As in our series, tuberculous arthritis normally presents as chronic monoarticular arthritis and early diagnosis is difficult due to the atypical clinical manifestations and non-specific imaging findings associated with the disease. Both cases were diagnosed by synovial biopsy. Surgical debridement and strict adherence to antituberculous chemotherapy usually result in satisfactory functional outcomes.

Polyarticular septic arthritis has a low incidence but poor prognosis. As described in the literature, most polyarticular cases (66.67%) are caused by S. aureus, and the most frequently implicated joint is the knee followed by the ankle.15

It is well known that a combination of medical and surgical treatment is important for a good outcome of patients. Surgical treatments include open debridement, drainage and lavage of the joint, or arthroscopy lavage. Both are safe and effective procedures for debridement of septic arthritis and arthroscopy has been shown to be as useful as open surgery, particularly when the knee is involved. Antibiotic treatment should be started immediately after culture specimens are obtained, because cartilage damage occurs early. Choice of the most appropriate antibiotic depends on the suspected organism, local sensitivity, and resistance pattern. So far, no consensus or guidelines exist on length of antibiotic treatment for septic arthritis. However, parenteral antibiotic for 2–4 weeks followed by 4–8 weeks of oral antibiotic has been recommended.

Interestingly, 2 of our patients were infected with methicillin-resistant S. aureus, and 2 other patients presented extended-spectrum beta-lactamase E. coli. Due to frequent hospitalizations, some patients are at high risk of multiresistant organism infections.

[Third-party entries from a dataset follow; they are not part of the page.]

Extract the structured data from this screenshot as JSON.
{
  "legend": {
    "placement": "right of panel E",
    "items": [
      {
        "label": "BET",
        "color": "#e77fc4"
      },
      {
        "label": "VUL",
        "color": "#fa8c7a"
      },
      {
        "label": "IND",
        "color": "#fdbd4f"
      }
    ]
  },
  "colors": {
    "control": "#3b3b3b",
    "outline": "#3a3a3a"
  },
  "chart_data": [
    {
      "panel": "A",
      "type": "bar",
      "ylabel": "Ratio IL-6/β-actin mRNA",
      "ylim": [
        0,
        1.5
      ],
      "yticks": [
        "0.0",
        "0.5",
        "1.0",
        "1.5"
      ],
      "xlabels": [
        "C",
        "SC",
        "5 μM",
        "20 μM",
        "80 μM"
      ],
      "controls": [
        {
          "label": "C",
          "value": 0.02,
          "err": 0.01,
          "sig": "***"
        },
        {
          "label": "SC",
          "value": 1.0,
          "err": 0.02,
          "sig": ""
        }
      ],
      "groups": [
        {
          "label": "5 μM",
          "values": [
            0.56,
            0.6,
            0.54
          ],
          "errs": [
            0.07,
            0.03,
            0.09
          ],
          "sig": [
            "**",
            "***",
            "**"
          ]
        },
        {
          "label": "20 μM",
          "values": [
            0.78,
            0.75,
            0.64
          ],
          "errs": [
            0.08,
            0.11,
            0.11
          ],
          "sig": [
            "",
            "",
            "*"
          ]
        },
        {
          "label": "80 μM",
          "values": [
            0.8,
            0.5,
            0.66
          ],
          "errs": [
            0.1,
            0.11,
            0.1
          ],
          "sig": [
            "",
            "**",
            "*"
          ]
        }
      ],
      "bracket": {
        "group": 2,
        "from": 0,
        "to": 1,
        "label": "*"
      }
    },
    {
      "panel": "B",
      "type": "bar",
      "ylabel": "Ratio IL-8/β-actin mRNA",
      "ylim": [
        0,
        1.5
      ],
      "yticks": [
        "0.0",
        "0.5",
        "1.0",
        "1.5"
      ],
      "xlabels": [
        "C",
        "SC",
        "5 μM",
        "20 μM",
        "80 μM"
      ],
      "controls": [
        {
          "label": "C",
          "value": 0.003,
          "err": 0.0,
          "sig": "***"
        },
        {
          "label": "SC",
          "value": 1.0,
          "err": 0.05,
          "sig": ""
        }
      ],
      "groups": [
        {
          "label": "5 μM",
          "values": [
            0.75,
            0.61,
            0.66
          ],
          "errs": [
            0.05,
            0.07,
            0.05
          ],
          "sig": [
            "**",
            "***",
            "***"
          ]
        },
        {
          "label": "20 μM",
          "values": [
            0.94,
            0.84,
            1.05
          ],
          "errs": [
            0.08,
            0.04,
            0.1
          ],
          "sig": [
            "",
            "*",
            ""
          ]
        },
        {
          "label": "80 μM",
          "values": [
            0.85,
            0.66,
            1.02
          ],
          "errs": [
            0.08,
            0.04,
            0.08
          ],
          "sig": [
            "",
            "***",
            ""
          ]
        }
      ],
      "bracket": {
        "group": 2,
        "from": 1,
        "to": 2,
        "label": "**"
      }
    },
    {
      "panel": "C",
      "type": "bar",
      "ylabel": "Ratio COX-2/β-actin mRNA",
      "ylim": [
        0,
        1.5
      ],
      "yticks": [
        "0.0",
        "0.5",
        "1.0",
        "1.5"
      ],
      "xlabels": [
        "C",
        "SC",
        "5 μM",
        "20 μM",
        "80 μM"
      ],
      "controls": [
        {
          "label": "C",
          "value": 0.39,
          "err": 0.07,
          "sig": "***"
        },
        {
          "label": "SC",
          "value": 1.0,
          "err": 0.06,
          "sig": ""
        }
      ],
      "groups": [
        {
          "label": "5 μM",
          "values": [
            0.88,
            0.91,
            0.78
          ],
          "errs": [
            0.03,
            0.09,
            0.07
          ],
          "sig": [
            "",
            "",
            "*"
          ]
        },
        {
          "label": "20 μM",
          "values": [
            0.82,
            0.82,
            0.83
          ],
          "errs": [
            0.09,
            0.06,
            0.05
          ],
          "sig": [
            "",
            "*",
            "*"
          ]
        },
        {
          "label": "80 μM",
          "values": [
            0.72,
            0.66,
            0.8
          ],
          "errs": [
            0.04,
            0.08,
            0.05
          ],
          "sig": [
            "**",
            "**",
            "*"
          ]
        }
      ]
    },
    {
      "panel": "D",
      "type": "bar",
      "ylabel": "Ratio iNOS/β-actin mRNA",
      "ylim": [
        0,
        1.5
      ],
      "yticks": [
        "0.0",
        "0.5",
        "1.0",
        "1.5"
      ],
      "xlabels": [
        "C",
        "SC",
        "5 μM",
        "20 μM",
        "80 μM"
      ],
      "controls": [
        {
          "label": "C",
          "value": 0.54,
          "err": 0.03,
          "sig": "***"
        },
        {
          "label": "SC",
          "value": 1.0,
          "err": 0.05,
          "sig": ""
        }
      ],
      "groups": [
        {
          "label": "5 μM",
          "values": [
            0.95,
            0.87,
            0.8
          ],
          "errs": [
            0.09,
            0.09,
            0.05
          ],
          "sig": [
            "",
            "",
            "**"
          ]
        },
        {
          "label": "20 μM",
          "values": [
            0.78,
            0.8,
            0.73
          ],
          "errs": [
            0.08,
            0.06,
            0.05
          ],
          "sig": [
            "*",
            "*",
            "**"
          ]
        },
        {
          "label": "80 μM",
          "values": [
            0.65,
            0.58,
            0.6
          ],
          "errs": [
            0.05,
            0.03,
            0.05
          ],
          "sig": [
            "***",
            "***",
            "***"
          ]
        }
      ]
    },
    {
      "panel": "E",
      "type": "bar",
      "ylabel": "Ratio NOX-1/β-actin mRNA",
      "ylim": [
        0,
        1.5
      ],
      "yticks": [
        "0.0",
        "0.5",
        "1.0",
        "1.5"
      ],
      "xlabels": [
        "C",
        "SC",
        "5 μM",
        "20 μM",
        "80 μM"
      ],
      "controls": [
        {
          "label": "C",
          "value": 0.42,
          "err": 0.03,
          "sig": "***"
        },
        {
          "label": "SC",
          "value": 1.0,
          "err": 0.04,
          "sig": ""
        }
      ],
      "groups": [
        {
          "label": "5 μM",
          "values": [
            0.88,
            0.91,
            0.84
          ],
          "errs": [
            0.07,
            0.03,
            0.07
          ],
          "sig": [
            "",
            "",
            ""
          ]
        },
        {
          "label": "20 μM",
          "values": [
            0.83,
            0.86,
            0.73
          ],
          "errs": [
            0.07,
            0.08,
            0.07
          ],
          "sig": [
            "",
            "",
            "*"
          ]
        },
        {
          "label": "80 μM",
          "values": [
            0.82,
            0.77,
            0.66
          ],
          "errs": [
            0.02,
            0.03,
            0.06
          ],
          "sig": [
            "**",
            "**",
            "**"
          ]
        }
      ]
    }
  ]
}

Laboratory tests such as CRP (≥0.5 mg/dl), ESR (≥20 mm/h), polymorphonuclear cell count, or leukocytes orient the diagnosis of arthritis, as values tend to be high when an infection occurs. These markers are non-specific for diagnosing the infection. Fluid aspirate analysis, radiologic studies (including radiography), and pathology of the tissue sample allow for additional information leading to accurate diagnosis of septic arthritis.

Declaration of interest

This work was funded by the Spanish Ministry of Science (FUNCOAT CSD2008-00023) and Comunidad de Madrid (S2009/MAT-1472).

JE was member of an advisory committee for prosthetic joint infections of Pfizer.

Conflicts of interest

All authors have none to declare.

Acknowledgments

We acknowledge Mr. Oliver Shaw for his help with English editing of the manuscript.